Voor de periode 2005 tot en met 2009 (het tweede investeringstijdvak stedelijke vernieuwing, hierna: ISV-2), is budget beschikbaar op basis van een aangepaste verdeelsleutel. Die aanpassingen betroffen vooral actualiseringen vanwege nieuwe behoefteramingen of vanwege de beschikbaarheid van betere indicatoren of recentere data, maar ook de toevoeging aan het ISV van een budget van de begroting van het Ministerie van Onderwijs, Cultuur en Wetenschap (OCW) voor een cultuurimpuls, het uit het ISV lichten van de middelen van het Ministerie van Economische Zaken (EZ) voor fysieke stadseconomie, en de toevoeging aan het ISV van een budget van de begroting van het Ministerie van Landbouw, Natuur en Voedselkwaliteit (LNV) voor binnenstedelijk grootschalig groen.

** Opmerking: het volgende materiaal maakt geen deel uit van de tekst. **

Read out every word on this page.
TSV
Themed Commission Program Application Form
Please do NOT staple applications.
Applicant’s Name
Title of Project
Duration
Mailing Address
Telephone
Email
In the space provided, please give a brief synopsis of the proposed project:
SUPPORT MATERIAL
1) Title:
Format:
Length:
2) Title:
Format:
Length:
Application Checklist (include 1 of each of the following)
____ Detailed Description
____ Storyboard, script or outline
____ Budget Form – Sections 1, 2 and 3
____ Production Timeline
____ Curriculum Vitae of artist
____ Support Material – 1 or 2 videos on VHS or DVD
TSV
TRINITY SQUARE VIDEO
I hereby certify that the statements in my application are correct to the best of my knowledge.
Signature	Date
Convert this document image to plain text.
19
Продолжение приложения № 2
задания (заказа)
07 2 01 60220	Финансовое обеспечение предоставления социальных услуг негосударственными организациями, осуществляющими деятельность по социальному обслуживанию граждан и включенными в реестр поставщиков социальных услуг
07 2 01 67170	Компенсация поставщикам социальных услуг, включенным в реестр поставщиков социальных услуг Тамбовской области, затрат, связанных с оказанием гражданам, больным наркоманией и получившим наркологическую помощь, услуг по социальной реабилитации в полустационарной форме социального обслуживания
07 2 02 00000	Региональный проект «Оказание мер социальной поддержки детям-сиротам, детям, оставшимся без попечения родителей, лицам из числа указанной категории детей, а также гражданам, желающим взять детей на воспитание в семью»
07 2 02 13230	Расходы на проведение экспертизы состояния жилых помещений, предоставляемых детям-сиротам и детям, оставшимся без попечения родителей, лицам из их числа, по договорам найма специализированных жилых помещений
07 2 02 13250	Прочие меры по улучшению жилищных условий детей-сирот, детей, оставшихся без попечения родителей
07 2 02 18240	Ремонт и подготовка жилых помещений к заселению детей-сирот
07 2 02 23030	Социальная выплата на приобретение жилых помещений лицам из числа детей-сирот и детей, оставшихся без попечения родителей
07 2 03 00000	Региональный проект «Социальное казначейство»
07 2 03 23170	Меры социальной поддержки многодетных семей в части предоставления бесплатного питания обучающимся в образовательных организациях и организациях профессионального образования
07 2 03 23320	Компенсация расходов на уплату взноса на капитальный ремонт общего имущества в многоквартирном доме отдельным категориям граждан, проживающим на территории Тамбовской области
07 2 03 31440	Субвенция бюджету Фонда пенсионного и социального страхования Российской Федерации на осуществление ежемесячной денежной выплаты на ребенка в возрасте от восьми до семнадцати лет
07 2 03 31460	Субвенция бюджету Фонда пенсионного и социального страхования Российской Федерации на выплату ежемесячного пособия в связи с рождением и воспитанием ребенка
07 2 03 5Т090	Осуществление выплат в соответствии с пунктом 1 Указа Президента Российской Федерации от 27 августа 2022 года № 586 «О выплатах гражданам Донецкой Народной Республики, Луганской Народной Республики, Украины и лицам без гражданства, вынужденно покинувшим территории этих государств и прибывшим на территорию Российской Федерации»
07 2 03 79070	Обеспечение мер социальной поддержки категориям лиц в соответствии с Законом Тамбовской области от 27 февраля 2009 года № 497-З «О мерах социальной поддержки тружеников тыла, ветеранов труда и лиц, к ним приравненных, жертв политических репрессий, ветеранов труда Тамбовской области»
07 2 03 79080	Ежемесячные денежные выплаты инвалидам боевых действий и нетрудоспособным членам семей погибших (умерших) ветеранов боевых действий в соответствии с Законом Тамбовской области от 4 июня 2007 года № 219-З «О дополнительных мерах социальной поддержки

Ook voor de komende (derde) investeringsperiode, die loopt van 2010 tot en met 2014 (hierna: ISV-3), wordt het budget beschikbaar gesteld op basis van een aangepaste verdeelsleutel. Het onderhavige besluit betreft die aanpassing. In paragraaf 1.3 van deze nota van toelichting wordt op die aanpassingen nader ingegaan.

Naar verwachting wordt 1 januari 2011 het ISV gedecentraliseeerd. In dat kader zal de Wsv worden ingetrokken. De in dit besluit gepresenteerde verdeelsystematiek blijft voor de periode 2010 tot en met 2014 van kracht. De uitbetaling van de aldus berekende middelen zal dan echter niet meer op basis van de Wsv plaatsvinden maar op basis van de Financiële-verhoudingswet. De beleidsafspraken met de ontvangers zullen op hoofdlijnen worden gemaakt.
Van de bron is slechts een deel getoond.